Nas transações da área residencial da JLL, o mercado internacional representa “15%” das compras dos imóveis, desmistificando a ideia de que o país esteja a ser comprado por estrangeiros. “Mais de 80 por cento da compra do parque residencial são portugueses”. Do bolo de investimento estrangeiro, os “franceses representam 18 % investimento estrangeiro (157 milhões de euros). Os americanos, 13% (115 milhões)”, comparou.
O licenciamento tem sido outro cavalo de batalha reclamado pelos players. Hugo Santos Ferreira considerou “positiva” a vontade política de, entre outros “resolver a burocracia e os atrasos e sustentou que “o licenciamento não é um problema cooperativo, mas sim dos portugueses. É um problema da habitação”, observou. “O principal entrave à habitação chama-se licenciamento”, avisou.
“O licenciamento causa impacto nas nossas vendas”
“As interpretações de cada câmara são um quebra-cabeça. Espero que nos surpreendam pela positiva”, aguarda Paula Fernandes, CEO da RAR Imobiliária. Tiago Belo, Solyd Property Developers, pediu o envolvimento de todos. “O licenciamento causa impacto nas nossas vendas. Não basta legislar, simplificar e esperar que as entidades cumpram. É preciso assegurar que se cumpre e se fiscalize”, desejou.
Miguel Cabrita Matias, da Mexto Property Investment, foi mais longe. “Os promotores há muito tempo que lutam por isso. Impacta no custo e no preço final da habitação. Em todo lado há problemas iguais e diferentes. Em Lisboa tenho um problema, em Faro, outros. Com PDMs distintos é difícil manter os níveis de resposta que necessitamos. Aplaudo a iniciativa, agora queira Deus que seja aprovada e implementada rapidamente”, suspirou.
Manuel Reis Campos, presidente da Confederação Portuguesa da Construção e do Imobiliário (CPCI ) pediu para este processo “complexo”, ser “mais célere e eficaz” algo que, de acordo este responsável, está na base da Proposta de Lei n.º 77/XV ao estabelecer como “prioridade uma simplificação de procedimentos na área do urbanismo e do ordenamento do território, contribuindo, para que os custos e os prazos de concretização de projetos imobiliários sejam mais reduzidos”, recordou.
Os Vistos Gold e o Alojamento Local não são os culpados
Segundo Manuel Reis Campos, o imobiliário é uma “matéria prioritária na nossa sociedade, que precisa de uma abordagem abrangente e de políticas adequadas”, pelo que urge “uma visão global” frisou.

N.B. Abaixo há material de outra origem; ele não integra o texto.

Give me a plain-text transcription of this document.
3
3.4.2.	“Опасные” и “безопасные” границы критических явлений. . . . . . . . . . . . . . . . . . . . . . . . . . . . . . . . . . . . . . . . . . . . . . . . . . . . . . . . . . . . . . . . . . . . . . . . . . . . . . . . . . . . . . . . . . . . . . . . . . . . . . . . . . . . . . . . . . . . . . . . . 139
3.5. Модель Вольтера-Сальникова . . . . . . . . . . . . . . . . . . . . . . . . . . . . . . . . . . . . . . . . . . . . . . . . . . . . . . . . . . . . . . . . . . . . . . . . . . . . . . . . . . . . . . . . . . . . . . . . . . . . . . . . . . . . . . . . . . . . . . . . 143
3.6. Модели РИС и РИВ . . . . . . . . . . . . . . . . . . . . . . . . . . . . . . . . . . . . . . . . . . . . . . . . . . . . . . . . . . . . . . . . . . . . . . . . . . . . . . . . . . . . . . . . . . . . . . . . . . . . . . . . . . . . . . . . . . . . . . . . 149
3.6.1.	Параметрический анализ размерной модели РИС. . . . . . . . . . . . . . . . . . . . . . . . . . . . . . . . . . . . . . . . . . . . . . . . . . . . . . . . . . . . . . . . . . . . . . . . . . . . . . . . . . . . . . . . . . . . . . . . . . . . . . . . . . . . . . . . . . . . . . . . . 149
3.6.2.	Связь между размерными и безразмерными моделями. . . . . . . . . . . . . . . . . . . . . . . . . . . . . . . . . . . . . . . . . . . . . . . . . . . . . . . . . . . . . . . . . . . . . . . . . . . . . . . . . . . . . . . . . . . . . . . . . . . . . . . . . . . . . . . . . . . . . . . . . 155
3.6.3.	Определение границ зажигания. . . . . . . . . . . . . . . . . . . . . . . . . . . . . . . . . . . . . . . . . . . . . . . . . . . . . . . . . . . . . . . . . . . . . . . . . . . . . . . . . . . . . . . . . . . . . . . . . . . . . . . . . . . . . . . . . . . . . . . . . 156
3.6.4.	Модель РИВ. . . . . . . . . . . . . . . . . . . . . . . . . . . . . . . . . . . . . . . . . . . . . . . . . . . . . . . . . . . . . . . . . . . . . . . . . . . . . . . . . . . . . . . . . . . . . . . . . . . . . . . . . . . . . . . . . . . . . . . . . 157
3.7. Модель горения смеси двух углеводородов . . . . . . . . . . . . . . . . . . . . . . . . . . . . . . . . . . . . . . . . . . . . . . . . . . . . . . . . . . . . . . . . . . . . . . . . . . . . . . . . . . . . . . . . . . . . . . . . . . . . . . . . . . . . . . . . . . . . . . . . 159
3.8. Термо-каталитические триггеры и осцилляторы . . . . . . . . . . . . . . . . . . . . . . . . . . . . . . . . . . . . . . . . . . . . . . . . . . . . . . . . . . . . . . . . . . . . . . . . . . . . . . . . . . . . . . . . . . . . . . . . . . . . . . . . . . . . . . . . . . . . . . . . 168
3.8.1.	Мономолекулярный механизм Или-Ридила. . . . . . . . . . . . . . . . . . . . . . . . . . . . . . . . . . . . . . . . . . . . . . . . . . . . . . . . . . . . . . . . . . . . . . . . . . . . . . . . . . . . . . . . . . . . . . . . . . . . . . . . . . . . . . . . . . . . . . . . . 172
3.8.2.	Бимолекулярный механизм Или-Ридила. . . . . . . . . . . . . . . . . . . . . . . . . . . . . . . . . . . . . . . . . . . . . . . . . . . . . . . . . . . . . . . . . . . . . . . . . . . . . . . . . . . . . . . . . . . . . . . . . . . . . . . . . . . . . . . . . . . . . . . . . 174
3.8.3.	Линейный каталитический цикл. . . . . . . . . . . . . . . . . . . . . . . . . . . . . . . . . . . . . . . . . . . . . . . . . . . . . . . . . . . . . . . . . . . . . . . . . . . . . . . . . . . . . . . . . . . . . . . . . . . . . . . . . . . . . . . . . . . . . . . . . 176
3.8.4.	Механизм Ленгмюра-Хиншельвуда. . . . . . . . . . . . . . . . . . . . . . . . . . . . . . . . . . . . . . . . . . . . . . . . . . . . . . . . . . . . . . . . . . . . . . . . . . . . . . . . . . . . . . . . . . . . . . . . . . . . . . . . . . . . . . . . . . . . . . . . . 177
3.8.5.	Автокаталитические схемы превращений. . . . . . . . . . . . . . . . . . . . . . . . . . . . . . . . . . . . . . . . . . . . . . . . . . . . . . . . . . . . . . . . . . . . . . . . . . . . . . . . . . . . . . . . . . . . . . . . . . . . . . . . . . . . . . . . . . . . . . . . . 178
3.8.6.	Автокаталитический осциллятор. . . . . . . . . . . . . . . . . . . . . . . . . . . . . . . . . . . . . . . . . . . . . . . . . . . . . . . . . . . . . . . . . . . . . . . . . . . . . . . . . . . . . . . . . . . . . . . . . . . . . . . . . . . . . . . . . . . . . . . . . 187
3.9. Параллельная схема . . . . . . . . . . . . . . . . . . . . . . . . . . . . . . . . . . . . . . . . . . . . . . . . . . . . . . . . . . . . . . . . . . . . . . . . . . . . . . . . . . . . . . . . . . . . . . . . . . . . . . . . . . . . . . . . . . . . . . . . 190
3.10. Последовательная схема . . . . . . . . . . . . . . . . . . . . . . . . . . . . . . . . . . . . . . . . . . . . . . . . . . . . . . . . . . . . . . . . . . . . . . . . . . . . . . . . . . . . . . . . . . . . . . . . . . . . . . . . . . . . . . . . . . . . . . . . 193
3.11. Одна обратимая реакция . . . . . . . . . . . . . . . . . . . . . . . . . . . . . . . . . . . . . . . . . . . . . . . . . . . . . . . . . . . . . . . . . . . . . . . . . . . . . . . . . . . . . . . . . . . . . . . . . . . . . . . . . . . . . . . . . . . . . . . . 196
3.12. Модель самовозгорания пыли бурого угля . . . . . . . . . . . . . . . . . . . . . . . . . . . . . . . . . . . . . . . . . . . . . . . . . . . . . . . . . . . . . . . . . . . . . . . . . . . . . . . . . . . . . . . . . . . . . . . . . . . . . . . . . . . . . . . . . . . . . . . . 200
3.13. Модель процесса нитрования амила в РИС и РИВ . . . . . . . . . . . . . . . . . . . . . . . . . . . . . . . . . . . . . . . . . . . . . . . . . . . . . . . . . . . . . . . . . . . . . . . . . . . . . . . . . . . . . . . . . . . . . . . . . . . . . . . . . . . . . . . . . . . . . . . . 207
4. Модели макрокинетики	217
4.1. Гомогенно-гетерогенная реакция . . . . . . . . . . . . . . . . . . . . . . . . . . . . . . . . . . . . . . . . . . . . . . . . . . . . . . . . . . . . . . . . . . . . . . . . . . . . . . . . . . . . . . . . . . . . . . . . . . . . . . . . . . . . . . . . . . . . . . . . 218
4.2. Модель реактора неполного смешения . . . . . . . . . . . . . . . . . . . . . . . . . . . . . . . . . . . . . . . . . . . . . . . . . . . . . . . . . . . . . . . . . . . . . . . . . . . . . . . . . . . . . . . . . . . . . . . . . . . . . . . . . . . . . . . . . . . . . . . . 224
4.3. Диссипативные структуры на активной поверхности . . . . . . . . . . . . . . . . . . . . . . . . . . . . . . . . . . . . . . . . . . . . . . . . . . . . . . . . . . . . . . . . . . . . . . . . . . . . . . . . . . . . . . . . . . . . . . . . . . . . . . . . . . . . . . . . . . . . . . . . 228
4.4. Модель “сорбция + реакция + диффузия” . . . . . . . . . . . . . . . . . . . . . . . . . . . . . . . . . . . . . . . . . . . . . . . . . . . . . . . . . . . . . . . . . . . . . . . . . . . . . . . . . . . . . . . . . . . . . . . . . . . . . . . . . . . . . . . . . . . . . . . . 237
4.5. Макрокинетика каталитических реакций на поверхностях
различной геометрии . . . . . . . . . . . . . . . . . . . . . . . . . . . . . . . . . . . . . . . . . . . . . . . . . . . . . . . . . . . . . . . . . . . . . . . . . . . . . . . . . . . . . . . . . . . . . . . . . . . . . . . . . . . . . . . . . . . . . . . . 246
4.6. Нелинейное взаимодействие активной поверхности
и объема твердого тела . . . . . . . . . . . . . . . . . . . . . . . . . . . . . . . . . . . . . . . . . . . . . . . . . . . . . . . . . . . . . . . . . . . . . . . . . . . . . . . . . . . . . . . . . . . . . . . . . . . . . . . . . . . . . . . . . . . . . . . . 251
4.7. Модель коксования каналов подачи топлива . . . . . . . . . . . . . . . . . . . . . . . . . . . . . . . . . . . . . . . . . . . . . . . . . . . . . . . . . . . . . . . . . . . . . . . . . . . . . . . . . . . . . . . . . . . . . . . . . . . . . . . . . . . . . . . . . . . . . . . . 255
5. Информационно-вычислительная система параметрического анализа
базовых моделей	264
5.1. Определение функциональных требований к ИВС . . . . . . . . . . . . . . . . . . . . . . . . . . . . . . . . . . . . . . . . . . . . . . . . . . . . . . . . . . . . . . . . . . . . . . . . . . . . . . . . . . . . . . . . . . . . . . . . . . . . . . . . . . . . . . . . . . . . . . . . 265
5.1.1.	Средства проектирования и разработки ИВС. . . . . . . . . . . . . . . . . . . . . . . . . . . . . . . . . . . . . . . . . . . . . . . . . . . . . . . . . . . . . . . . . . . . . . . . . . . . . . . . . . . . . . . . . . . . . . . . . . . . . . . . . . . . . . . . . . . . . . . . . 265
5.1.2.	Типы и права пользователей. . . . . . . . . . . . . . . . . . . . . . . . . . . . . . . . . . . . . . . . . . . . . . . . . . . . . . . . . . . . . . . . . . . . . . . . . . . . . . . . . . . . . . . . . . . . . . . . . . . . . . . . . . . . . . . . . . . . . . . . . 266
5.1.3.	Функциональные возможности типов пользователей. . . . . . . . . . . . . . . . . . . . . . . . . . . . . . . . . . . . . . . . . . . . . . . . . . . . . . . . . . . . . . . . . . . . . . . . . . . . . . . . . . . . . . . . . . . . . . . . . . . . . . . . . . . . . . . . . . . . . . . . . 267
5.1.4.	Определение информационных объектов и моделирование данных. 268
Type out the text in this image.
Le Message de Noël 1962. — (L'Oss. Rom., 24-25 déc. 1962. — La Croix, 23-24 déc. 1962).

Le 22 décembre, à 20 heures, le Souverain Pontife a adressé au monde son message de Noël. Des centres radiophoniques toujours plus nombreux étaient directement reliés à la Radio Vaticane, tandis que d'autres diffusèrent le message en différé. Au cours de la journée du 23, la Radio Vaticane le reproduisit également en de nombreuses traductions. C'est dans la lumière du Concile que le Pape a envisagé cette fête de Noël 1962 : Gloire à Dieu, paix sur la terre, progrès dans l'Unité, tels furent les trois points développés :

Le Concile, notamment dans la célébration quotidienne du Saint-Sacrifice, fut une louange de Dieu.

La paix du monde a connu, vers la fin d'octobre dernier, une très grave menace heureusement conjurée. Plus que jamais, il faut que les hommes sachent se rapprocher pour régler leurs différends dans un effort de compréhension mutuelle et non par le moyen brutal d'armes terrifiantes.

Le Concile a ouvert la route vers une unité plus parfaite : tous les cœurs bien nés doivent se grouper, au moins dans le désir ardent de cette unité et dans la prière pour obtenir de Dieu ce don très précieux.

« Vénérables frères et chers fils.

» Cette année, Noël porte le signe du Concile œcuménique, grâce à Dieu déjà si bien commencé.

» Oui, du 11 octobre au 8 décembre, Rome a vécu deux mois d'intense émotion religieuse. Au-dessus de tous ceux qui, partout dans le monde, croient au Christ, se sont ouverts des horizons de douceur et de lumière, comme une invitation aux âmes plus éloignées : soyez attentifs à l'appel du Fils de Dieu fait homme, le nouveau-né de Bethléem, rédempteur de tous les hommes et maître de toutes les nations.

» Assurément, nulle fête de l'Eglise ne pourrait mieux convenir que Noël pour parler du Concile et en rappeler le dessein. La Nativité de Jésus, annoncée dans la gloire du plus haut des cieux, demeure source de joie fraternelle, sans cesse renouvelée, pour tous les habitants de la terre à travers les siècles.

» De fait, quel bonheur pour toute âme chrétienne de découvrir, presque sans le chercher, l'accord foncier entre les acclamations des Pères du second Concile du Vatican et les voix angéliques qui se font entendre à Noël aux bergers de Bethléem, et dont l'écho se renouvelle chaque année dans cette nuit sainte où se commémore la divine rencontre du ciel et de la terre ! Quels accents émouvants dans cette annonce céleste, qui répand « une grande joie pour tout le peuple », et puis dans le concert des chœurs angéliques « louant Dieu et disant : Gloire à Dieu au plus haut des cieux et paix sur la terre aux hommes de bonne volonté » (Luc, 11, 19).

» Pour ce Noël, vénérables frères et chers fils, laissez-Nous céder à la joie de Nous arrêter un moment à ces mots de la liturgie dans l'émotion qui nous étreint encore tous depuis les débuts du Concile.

É, por isso, “fundamental” investimento público, sobretudo quando está em causa o “desafio da execução do PRR no qual a habitação apresenta a “maior dimensão financeira”.
O representante da Confederação Portuguesa da Construção e do Imobiliário socorreu-se do Excel dos Censos 2021. “O número de fogos novos, nesta década, totalizou 152 mil, o que corresponde a uma média anual de 15 mil habitações”. Na década anterior, foram “68 mil”, comparou.
“No plano da habitação social, continuamos com cerca de 120 mil habitações, ou seja 1,9% das casas existentes. Nesta última década, não se construiu”.
Portugal tem, atualmente, “mais 253.889 edifícios a necessitar de intervenções significativas do que o verificado há dez anos. É necessário construir e reabilitar mais”, afirmou.
Em relação ao investimento em imobiliário, este “atingiu 35,6 mil milhões de euros em 2022”, dos quais “5,6 mil milhões de origem externa”, destacou. “O nosso país continua a ser atrativo, com uma oferta imobiliária de excelência. A habitação é determinante e o mercado imobiliário tem de ser assumido como um vetor prioritário”, referiu, recordando que os investidores querem um “quadro legislativo e fiscal estável”.
Por fim, afastou fantasmas. “Não vale a pena atribuir responsabilidade pelos problemas na habitação a questões como os Vistos Gold (papel importante num momento crítico da nossa economia) ou o Alojamento Local. Este último pesa apenas 13,8% do total de casas arrendadas em Portugal”, finalizou.